The book is written from the first person perspective, in which Mrs. Wyma walks us through a year in her home after she realizes her children take her and the household procedures for granted. The reader feels like she is listening to a friend share her challenges and successes in figuring out how to train up her children. The narrative flows with charming anecdotes and humor that keeps the reader interested.
The structure of the book is easy to follow, with a new challenge for the home each month. I found the chapters on Beds and Clutter, The Entertainers, Team Players and Roll Tide the most useful. However, I would caution any reader that the methods found effective by the author/Mom may not work in your household. Also, remember that reading the book my only take a few hours, the trials set forth within lasted a whole year...and that is really only the beginning.

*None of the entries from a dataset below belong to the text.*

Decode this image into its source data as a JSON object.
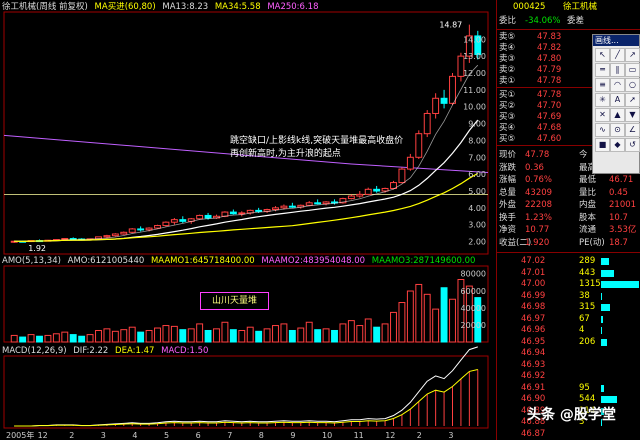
{
  "header": {
    "main": [
      "徐工机械(周线 前复权)",
      "MA买进(60,80)",
      "MA13:8.23",
      "MA34:5.58",
      "MA250:6.18"
    ],
    "volume": [
      "AMO(5,13,34)",
      "AMO:6121005440",
      "MAAMO1:645718400.00",
      "MAAMO2:483954048.00",
      "MAAMO3:287149600.00"
    ],
    "macd": [
      "MACD(12,26,9)",
      "DIF:2.22",
      "DEA:1.47",
      "MACD:1.50"
    ]
  },
  "price_axis": [
    "14.00",
    "13.00",
    "12.00",
    "11.00",
    "10.00",
    "9.00",
    "8.00",
    "7.00",
    "6.00",
    "5.00",
    "4.00",
    "3.00",
    "2.00"
  ],
  "volume_axis": [
    "80000",
    "60000",
    "40000",
    "20000"
  ],
  "time_axis": [
    "2005年",
    "12",
    "2",
    "3",
    "4",
    "5",
    "6",
    "7",
    "8",
    "9",
    "10",
    "11",
    "12",
    "2",
    "3"
  ],
  "high_label": "14.87",
  "low_label": "1.92",
  "annotation": [
    "跳空缺口/上影线k线,突破天量堆最高收盘价",
    "再创新高时,为主升浪的起点"
  ],
  "box_label": "山川天量堆",
  "quote": {
    "code": "000425",
    "name": "徐工机械",
    "webi_label": "委比",
    "webi": "-34.06%",
    "weicha_label": "委差",
    "sells": [
      {
        "label": "卖⑤",
        "price": "47.83"
      },
      {
        "label": "卖④",
        "price": "47.82"
      },
      {
        "label": "卖③",
        "price": "47.80"
      },
      {
        "label": "卖②",
        "price": "47.79"
      },
      {
        "label": "卖①",
        "price": "47.78"
      }
    ],
    "buys": [
      {
        "label": "买①",
        "price": "47.78"
      },
      {
        "label": "买②",
        "price": "47.70"
      },
      {
        "label": "买③",
        "price": "47.69"
      },
      {
        "label": "买④",
        "price": "47.68"
      },
      {
        "label": "买⑤",
        "price": "47.60"
      }
    ],
    "stats": [
      {
        "k": "现价",
        "v": "47.78",
        "k2": "今",
        "v2": ""
      },
      {
        "k": "涨跌",
        "v": "0.36",
        "k2": "最高",
        "v2": ""
      },
      {
        "k": "涨幅",
        "v": "0.76%",
        "k2": "最低",
        "v2": "46.71"
      },
      {
        "k": "总量",
        "v": "43209",
        "k2": "量比",
        "v2": "0.45"
      },
      {
        "k": "外盘",
        "v": "22208",
        "k2": "内盘",
        "v2": "21001"
      },
      {
        "k": "换手",
        "v": "1.23%",
        "k2": "股本",
        "v2": "10.7"
      },
      {
        "k": "净资",
        "v": "10.77",
        "k2": "流通",
        "v2": "3.53亿"
      },
      {
        "k": "收益(二)",
        "v": "1.920",
        "k2": "PE(动)",
        "v2": "18.7"
      }
    ],
    "ticks": [
      {
        "p": "47.02",
        "v": "289"
      },
      {
        "p": "47.01",
        "v": "443"
      },
      {
        "p": "47.00",
        "v": "1315"
      },
      {
        "p": "46.99",
        "v": "38"
      },
      {
        "p": "46.98",
        "v": "315"
      },
      {
        "p": "46.97",
        "v": "67"
      },
      {
        "p": "46.96",
        "v": "4"
      },
      {
        "p": "46.95",
        "v": "206"
      },
      {
        "p": "46.94",
        "v": ""
      },
      {
        "p": "46.93",
        "v": ""
      },
      {
        "p": "46.92",
        "v": ""
      },
      {
        "p": "46.91",
        "v": "95"
      },
      {
        "p": "46.90",
        "v": "544"
      },
      {
        "p": "46.89",
        "v": "114"
      },
      {
        "p": "46.88",
        "v": "3"
      },
      {
        "p": "46.87",
        "v": ""
      }
    ]
  },
  "toolbox_title": "画线...",
  "toolbox_icons": [
    "cursor",
    "line",
    "ray",
    "channel",
    "parallel",
    "rect",
    "fib",
    "arc",
    "circle",
    "gann",
    "text",
    "arrow",
    "delete",
    "up",
    "down",
    "wave",
    "cycle",
    "angle",
    "lock",
    "color",
    "reset"
  ],
  "watermark": "头条 @股学堂",
  "colors": {
    "up": "#ff4040",
    "down": "#00ffff",
    "ma_white": "#ffffff",
    "ma_yellow": "#ffff00",
    "ma_purple": "#c060ff"
  },
  "chart_data": {
    "type": "candlestick",
    "note_bars": "weekly candles, prices in yuan",
    "ohlc": [
      [
        1.98,
        2.05,
        1.92,
        2.02
      ],
      [
        2.02,
        2.06,
        1.98,
        2.0
      ],
      [
        2.0,
        2.08,
        1.97,
        2.06
      ],
      [
        2.06,
        2.12,
        2.0,
        2.05
      ],
      [
        2.05,
        2.1,
        2.0,
        2.08
      ],
      [
        2.08,
        2.15,
        2.05,
        2.12
      ],
      [
        2.12,
        2.2,
        2.08,
        2.18
      ],
      [
        2.18,
        2.25,
        2.1,
        2.15
      ],
      [
        2.15,
        2.2,
        2.1,
        2.12
      ],
      [
        2.12,
        2.18,
        2.06,
        2.16
      ],
      [
        2.16,
        2.3,
        2.12,
        2.28
      ],
      [
        2.28,
        2.4,
        2.2,
        2.35
      ],
      [
        2.35,
        2.5,
        2.3,
        2.45
      ],
      [
        2.45,
        2.6,
        2.4,
        2.55
      ],
      [
        2.55,
        2.8,
        2.5,
        2.75
      ],
      [
        2.75,
        2.9,
        2.6,
        2.7
      ],
      [
        2.7,
        2.85,
        2.6,
        2.8
      ],
      [
        2.8,
        3.0,
        2.75,
        2.95
      ],
      [
        2.95,
        3.2,
        2.9,
        3.15
      ],
      [
        3.15,
        3.4,
        3.0,
        3.3
      ],
      [
        3.3,
        3.5,
        3.1,
        3.2
      ],
      [
        3.2,
        3.4,
        3.05,
        3.35
      ],
      [
        3.35,
        3.6,
        3.3,
        3.55
      ],
      [
        3.55,
        3.7,
        3.3,
        3.4
      ],
      [
        3.4,
        3.6,
        3.35,
        3.5
      ],
      [
        3.5,
        3.8,
        3.45,
        3.75
      ],
      [
        3.75,
        3.9,
        3.6,
        3.65
      ],
      [
        3.65,
        3.8,
        3.5,
        3.7
      ],
      [
        3.7,
        3.9,
        3.6,
        3.85
      ],
      [
        3.85,
        4.0,
        3.7,
        3.8
      ],
      [
        3.8,
        3.95,
        3.7,
        3.9
      ],
      [
        3.9,
        4.1,
        3.8,
        4.0
      ],
      [
        4.0,
        4.2,
        3.9,
        4.1
      ],
      [
        4.1,
        4.3,
        4.0,
        4.05
      ],
      [
        4.05,
        4.2,
        3.95,
        4.15
      ],
      [
        4.15,
        4.4,
        4.1,
        4.3
      ],
      [
        4.3,
        4.5,
        4.2,
        4.25
      ],
      [
        4.25,
        4.4,
        4.15,
        4.35
      ],
      [
        4.35,
        4.5,
        4.2,
        4.3
      ],
      [
        4.3,
        4.6,
        4.25,
        4.55
      ],
      [
        4.55,
        4.8,
        4.5,
        4.7
      ],
      [
        4.7,
        5.0,
        4.6,
        4.8
      ],
      [
        4.8,
        5.2,
        4.75,
        5.1
      ],
      [
        5.1,
        5.3,
        4.9,
        5.0
      ],
      [
        5.0,
        5.2,
        4.9,
        5.15
      ],
      [
        5.15,
        5.6,
        5.1,
        5.5
      ],
      [
        5.5,
        6.4,
        5.45,
        6.3
      ],
      [
        6.3,
        7.2,
        6.2,
        7.0
      ],
      [
        7.0,
        8.6,
        6.9,
        8.4
      ],
      [
        8.4,
        9.8,
        8.2,
        9.6
      ],
      [
        9.6,
        10.8,
        9.3,
        10.5
      ],
      [
        10.5,
        11.0,
        9.9,
        10.2
      ],
      [
        10.2,
        12.0,
        10.1,
        11.8
      ],
      [
        11.8,
        13.2,
        11.5,
        13.0
      ],
      [
        13.0,
        14.87,
        12.6,
        14.2
      ],
      [
        14.2,
        14.5,
        12.8,
        13.1
      ]
    ],
    "volume": [
      8,
      6,
      9,
      7,
      8,
      10,
      12,
      9,
      7,
      9,
      14,
      16,
      13,
      15,
      18,
      12,
      14,
      17,
      20,
      19,
      15,
      16,
      22,
      14,
      16,
      24,
      15,
      14,
      18,
      13,
      16,
      20,
      22,
      14,
      17,
      24,
      15,
      16,
      14,
      22,
      26,
      20,
      28,
      18,
      22,
      36,
      48,
      62,
      70,
      58,
      40,
      66,
      52,
      76,
      68,
      54
    ],
    "macd_hist": [
      0,
      0,
      0,
      0.01,
      0.01,
      0.02,
      0.02,
      0.02,
      0.01,
      0.01,
      0.02,
      0.03,
      0.04,
      0.05,
      0.06,
      0.05,
      0.05,
      0.06,
      0.08,
      0.09,
      0.08,
      0.08,
      0.09,
      0.08,
      0.08,
      0.1,
      0.09,
      0.08,
      0.09,
      0.08,
      0.08,
      0.09,
      0.1,
      0.09,
      0.09,
      0.1,
      0.09,
      0.09,
      0.08,
      0.1,
      0.12,
      0.12,
      0.14,
      0.13,
      0.14,
      0.2,
      0.3,
      0.45,
      0.65,
      0.85,
      0.95,
      0.9,
      1.05,
      1.25,
      1.45,
      1.5
    ],
    "ylim_price": [
      1.5,
      15.5
    ],
    "hline": 4.8
  }
}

As a teacher, I see Youth Entitlement first-hand every day. I
know seniors who have never made their own lunch. I know of parents who
call the teacher, or more likely the administration, every time their
child fails a test (this is also known as the teacher's fault, and not
the fault of the child who spent their study time facebooking). For
other students it is electronic overkill, it is not unusual to have
students with web enabled phones, tables, and laptops on their person at
any one time.
Recommendation: if you know a child that has never made their own lunch, washed their own laundry, made their bed, nor washed a toilet...this book is for you! For the rest of us, and we may be few and far between, there may be a few helpful hints to keep your kids moving (new incentives? a varied method) but all in all, this is a book about getting started, not moving to the next level.
This book was provided by Water Brook publishing, free of charge, in exchange for my honest review.